Right below there are the relevant classes.
class TweetStreamProcessorSpec extends FeatureSpec
with MockFactory with GivenWhenThen with Eventually with BeforeAndAfterEach with BeforeAndAfterAll {
val CLUSTER: EmbeddedKafkaCluster = new EmbeddedKafkaCluster
val TEST_TOPIC: String = "test_topic"
val properties = new Properties()
override def beforeAll(): Unit = {
CLUSTER.start()
CLUSTER.createTopic(TEST_TOPIC, 1, 1)
}
override def afterAll(): Unit = CLUSTER.stop()
// if uncommenting these lines tests works
// override def afterEach(): Unit = CLUSTER.stop()
// override protected def beforeEach(): Unit = CLUSTER.start()
def createProducer: KafkaProducer[String, TweetEvent] = {
val properties = Map(
KEY_SERIALIZER_CLASS_CONFIG -> classOf[StringSerializer].getName,
VALUE_SERIALIZER_CLASS_CONFIG -> classOf[ReflectAvroSerializer[TweetEvent]].getName,
BOOTSTRAP_SERVERS_CONFIG -> CLUSTER.bootstrapServers(),
SCHEMA_REGISTRY_URL_CONFIG -> CLUSTER.schemaRegistryUrlForcedToLocalhost()
)
new KafkaProducer[String, TweetEvent](properties)
}
def kafkaConsumerSettings: KafkaConfig = {
val bootstrapServers = CLUSTER.bootstrapServers()
val schemaRegistryUrl = CLUSTER.schemaRegistryUrlForcedToLocalhost()
val zookeeper = CLUSTER.zookeeperConnect()
KafkaConfig(
ConfigFactory.parseString(
s"""
akka.kafka.bootstrap.servers = "$bootstrapServers"
akka.kafka.schema.registry.url = "$schemaRegistryUrl"
akka.kafka.zookeeper.servers = "$zookeeper"
akka.kafka.topic-name = "$TEST_TOPIC"
akka.kafka.consumer.kafka-clients.key.deserializer = org.apache.kafka.common.serialization.StringDeserializer
akka.kafka.consumer.kafka-clients.value.deserializer = ${classOf[ReflectAvroDeserializer[TweetEvent]].getName}
akka.kafka.consumer.kafka-clients.client.id = client1
akka.kafka.consumer.wakeup-timeout=20s
akka.kafka.consumer.max-wakeups=10
""").withFallback(ConfigFactory.load()).getConfig("akka.kafka")
)
}
feature("Logging tweet data from kafka topic") {
scenario("log id and payload when consuming a update tweet event") {
publishEventsToKafka(List(upTweetEvent))
val logger = Mockito.mock(classOf[Logger])
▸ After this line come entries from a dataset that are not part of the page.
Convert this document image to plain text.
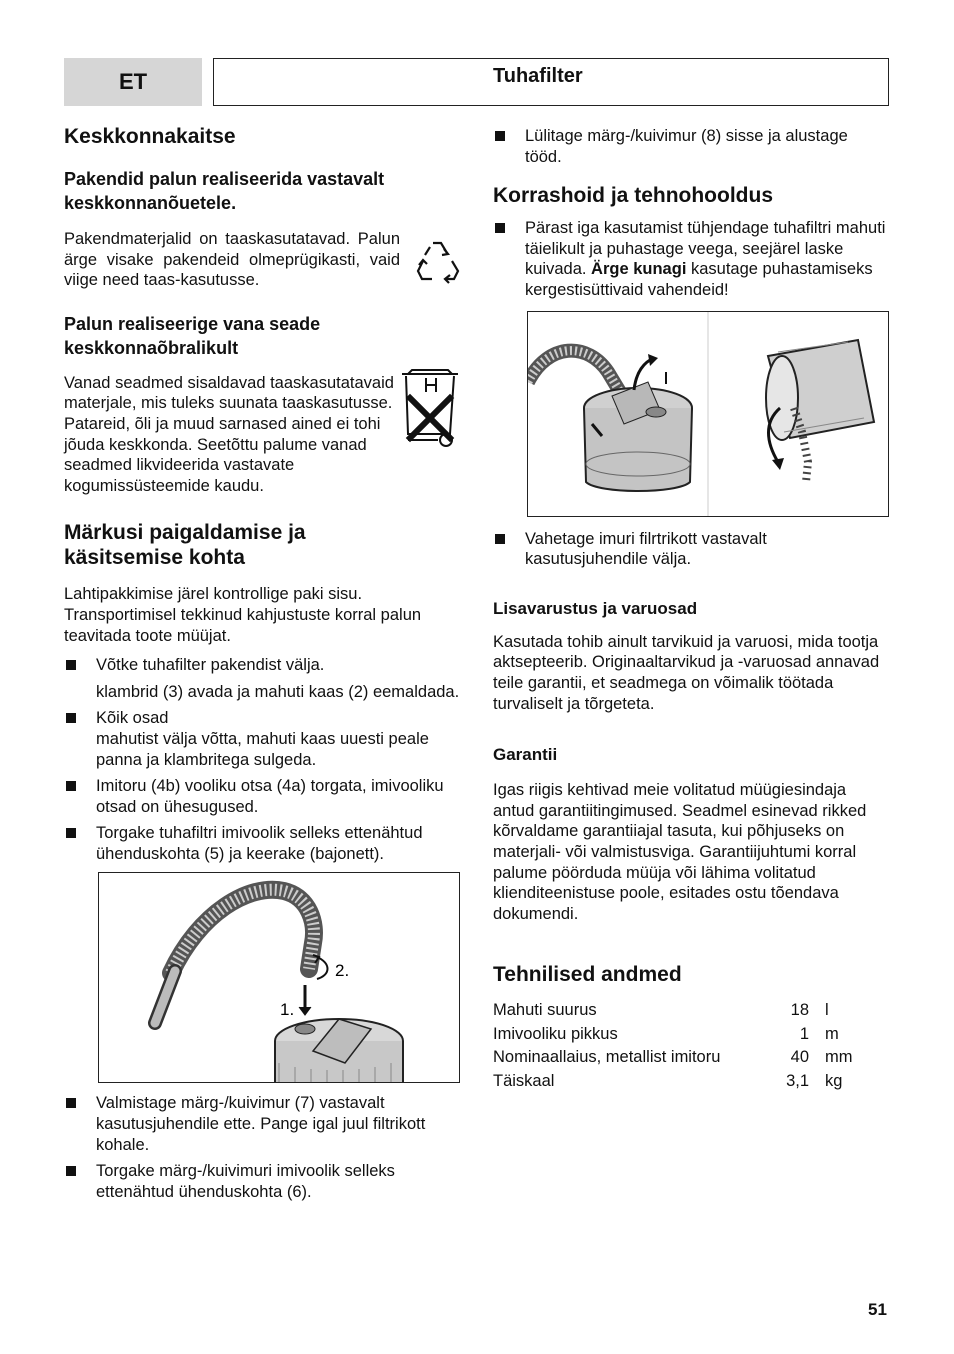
ET	Tuhafilter
Keskkonnakaitse
Pakendid palun realiseerida vastavalt keskkonnanõuetele.

Pakendmaterjalid on taaskasutatavad. Palun ärge visake pakendeid olmeprügikasti, vaid viige need taas-kasutusse.

Palun realiseerige vana seade keskkonnaõbralikult

Vanad seadmed sisaldavad taaskasutatavaid materjale, mis tuleks suunata taaskasutusse. Patareid, õli ja muud sarnased ained ei tohi jõuda keskkonda. Seetõttu palume vanad seadmed likvideerida vastavate kogumissüsteemide kaudu.

Märkusi paigaldamise ja käsitsemise kohta

Lahtipakkimise järel kontrollige paki sisu. Transportimisel tekkinud kahjustuste korral palun teavitada toote müüjat.

Võtke tuhafilter pakendist välja.

klambrid (3) avada ja mahuti kaas (2) eemaldada.

Kõik osad

mahutist välja võtta, mahuti kaas uuesti peale panna ja klambritega sulgeda.

Imitoru (4b) vooliku otsa (4a) torgata, imivooliku otsad on ühesugused.

Torgake tuhafiltri imivoolik selleks ettenähtud ühenduskohta (5) ja keerake (bajonett).

1.
2.

Valmistage märg-/kuivimur (7) vastavalt kasutusjuhendile ette. Pange igal juul filtrikott kohale.

Torgake märg-/kuivimuri imivoolik selleks ettenähtud ühenduskohta (6).

Lülitage märg-/kuivimur (8) sisse ja alustage tööd.

Korrashoid ja tehnohooldus

Pärast iga kasutamist tühjendage tuhafiltri mahuti täielikult ja puhastage veega, seejärel laske kuivada. Ärge kunagi kasutage puhastamiseks kergestisüttivaid vahendeid!

Vahetage imuri filrtrikott vastavalt kasutusjuhendile välja.

Lisavarustus ja varuosad

Kasutada tohib ainult tarvikuid ja varuosi, mida tootja aktsepteerib. Originaaltarvikud ja -varuosad annavad teile garantii, et seadmega on võimalik töötada turvaliselt ja tõrgeteta.

Garantii

Igas riigis kehtivad meie volitatud müügiesindaja antud garantiitingimused. Seadmel esinevad rikked kõrvaldame garantiiajal tasuta, kui põhjuseks on materjali- või valmistusviga. Garantiijuhtumi korral palume pöörduda müüja või lähima volitatud klienditeenistuse poole, esitades ostu tõendava dokumendi.

Tehnilised andmed
Mahuti suurus	18 l
Imivooliku pikkus	1 m
Nominaallaius, metallist imitoru	40 mm
Täiskaal	3,1 kg
51
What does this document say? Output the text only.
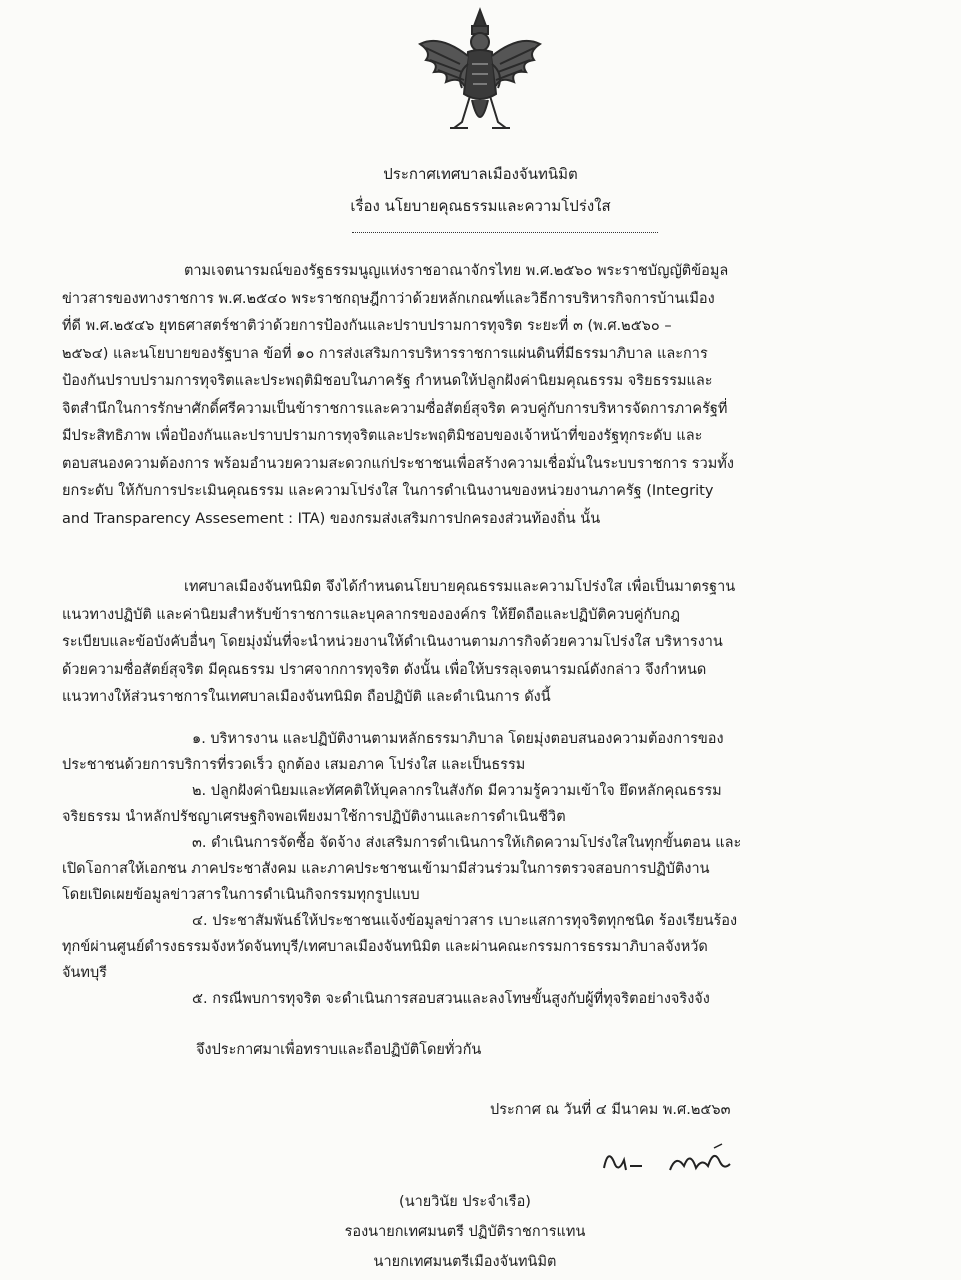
ประกาศเทศบาลเมืองจันทนิมิต
เรื่อง นโยบายคุณธรรมและความโปร่งใส

ตามเจตนารมณ์ของรัฐธรรมนูญแห่งราชอาณาจักรไทย พ.ศ.๒๕๖๐ พระราชบัญญัติข้อมูล
ข่าวสารของทางราชการ พ.ศ.๒๕๔๐ พระราชกฤษฎีกาว่าด้วยหลักเกณฑ์และวิธีการบริหารกิจการบ้านเมือง
ที่ดี พ.ศ.๒๕๔๖ ยุทธศาสตร์ชาติว่าด้วยการป้องกันและปราบปรามการทุจริต ระยะที่ ๓ (พ.ศ.๒๕๖๐ –
๒๕๖๔) และนโยบายของรัฐบาล ข้อที่ ๑๐ การส่งเสริมการบริหารราชการแผ่นดินที่มีธรรมาภิบาล และการ
ป้องกันปราบปรามการทุจริตและประพฤติมิชอบในภาครัฐ กำหนดให้ปลูกฝังค่านิยมคุณธรรม จริยธรรมและ
จิตสำนึกในการรักษาศักดิ์ศรีความเป็นข้าราชการและความซื่อสัตย์สุจริต ควบคู่กับการบริหารจัดการภาครัฐที่
มีประสิทธิภาพ เพื่อป้องกันและปราบปรามการทุจริตและประพฤติมิชอบของเจ้าหน้าที่ของรัฐทุกระดับ และ
ตอบสนองความต้องการ พร้อมอำนวยความสะดวกแก่ประชาชนเพื่อสร้างความเชื่อมั่นในระบบราชการ รวมทั้ง
ยกระดับ ให้กับการประเมินคุณธรรม และความโปร่งใส ในการดำเนินงานของหน่วยงานภาครัฐ (Integrity
and Transparency Assesement : ITA) ของกรมส่งเสริมการปกครองส่วนท้องถิ่น นั้น

เทศบาลเมืองจันทนิมิต จึงได้กำหนดนโยบายคุณธรรมและความโปร่งใส เพื่อเป็นมาตรฐาน
แนวทางปฏิบัติ และค่านิยมสำหรับข้าราชการและบุคลากรขององค์กร ให้ยึดถือและปฏิบัติควบคู่กับกฎ
ระเบียบและข้อบังคับอื่นๆ โดยมุ่งมั่นที่จะนำหน่วยงานให้ดำเนินงานตามภารกิจด้วยความโปร่งใส บริหารงาน
ด้วยความซื่อสัตย์สุจริต มีคุณธรรม ปราศจากการทุจริต ดังนั้น เพื่อให้บรรลุเจตนารมณ์ดังกล่าว จึงกำหนด
แนวทางให้ส่วนราชการในเทศบาลเมืองจันทนิมิต ถือปฏิบัติ และดำเนินการ ดังนี้

๑. บริหารงาน และปฏิบัติงานตามหลักธรรมาภิบาล โดยมุ่งตอบสนองความต้องการของ
ประชาชนด้วยการบริการที่รวดเร็ว ถูกต้อง เสมอภาค โปร่งใส และเป็นธรรม
๒. ปลูกฝังค่านิยมและทัศคติให้บุคลากรในสังกัด มีความรู้ความเข้าใจ ยึดหลักคุณธรรม
จริยธรรม นำหลักปรัชญาเศรษฐกิจพอเพียงมาใช้การปฏิบัติงานและการดำเนินชีวิต
๓. ดำเนินการจัดซื้อ จัดจ้าง ส่งเสริมการดำเนินการให้เกิดความโปร่งใสในทุกขั้นตอน และ
เปิดโอกาสให้เอกชน ภาคประชาสังคม และภาคประชาชนเข้ามามีส่วนร่วมในการตรวจสอบการปฏิบัติงาน
โดยเปิดเผยข้อมูลข่าวสารในการดำเนินกิจกรรมทุกรูปแบบ
๔. ประชาสัมพันธ์ให้ประชาชนแจ้งข้อมูลข่าวสาร เบาะแสการทุจริตทุกชนิด ร้องเรียนร้อง
ทุกข์ผ่านศูนย์ดำรงธรรมจังหวัดจันทบุรี/เทศบาลเมืองจันทนิมิต และผ่านคณะกรรมการธรรมาภิบาลจังหวัด
จันทบุรี
๕. กรณีพบการทุจริต จะดำเนินการสอบสวนและลงโทษขั้นสูงกับผู้ที่ทุจริตอย่างจริงจัง
จึงประกาศมาเพื่อทราบและถือปฏิบัติโดยทั่วกัน
ประกาศ ณ วันที่ ๔ มีนาคม พ.ศ.๒๕๖๓
(นายวินัย ประจำเรือ)
รองนายกเทศมนตรี ปฏิบัติราชการแทน
นายกเทศมนตรีเมืองจันทนิมิต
val pipeline = new TweetStreamProcessor(kafkaConsumerSettings, logger)
pipeline.start
eventually(timeout(Span(5, Seconds))) {
Mockito.verify(logger, Mockito.times(1)).info(s"updating tweet uuid=${upTweetEvent.getUuid}, payload=${upTweetEvent.getPayload}")
}
pipeline.stop
}
scenario("log id when consuming a delete tweet event") {
publishEventsToKafka(List(delTweetEvent))
val logger = Mockito.mock(classOf[Logger])
val pipeline = new TweetStreamProcessor(kafkaConsumerSettings, logger)
pipeline.start
eventually(timeout(Span(5, Seconds))) {
Mockito.verify(logger, Mockito.times(1)).info(s"deleting tweet uuid=${delTweetEvent.getUuid}")
}
pipeline.stop
}
}
}
class TweetStreamProcessor(kafkaConfig: KafkaConfig, logger: Logger)
extends Lifecycle with TweetStreamProcessor with Logging {
private var control: Control = _
private val valueDeserializer: Option[Deserializer[TweetEvent]] = None
// ...
def tweetsSource(implicit mat: Materializer): Source[CommittableMessage[String, TweetEvent], Control] =
Consumer.committableSource(tweetConsumerSettings, Subscriptions.topics(kafkaConfig.topicName))
override def start: Future[Unit] = {
control = tweetsSource(materializer)
.mapAsync(1) { msg =>
logTweetEvent(msg.record.value())
.map(_ => msg.committableOffset)
}.batch(max = 20, first => CommittableOffsetBatch.empty.updated(first)) { (batch, elem) =>
batch.updated(elem)
}
.mapAsync(3)(_.commitScaladsl())
.to(Sink.ignore)
.run()
Future.successful()
}
override def stop: Future[Unit] = {
control.shutdown()
.map(_ => Unit)
}
}
Any help over this would be much appreciated? Thanks in advance.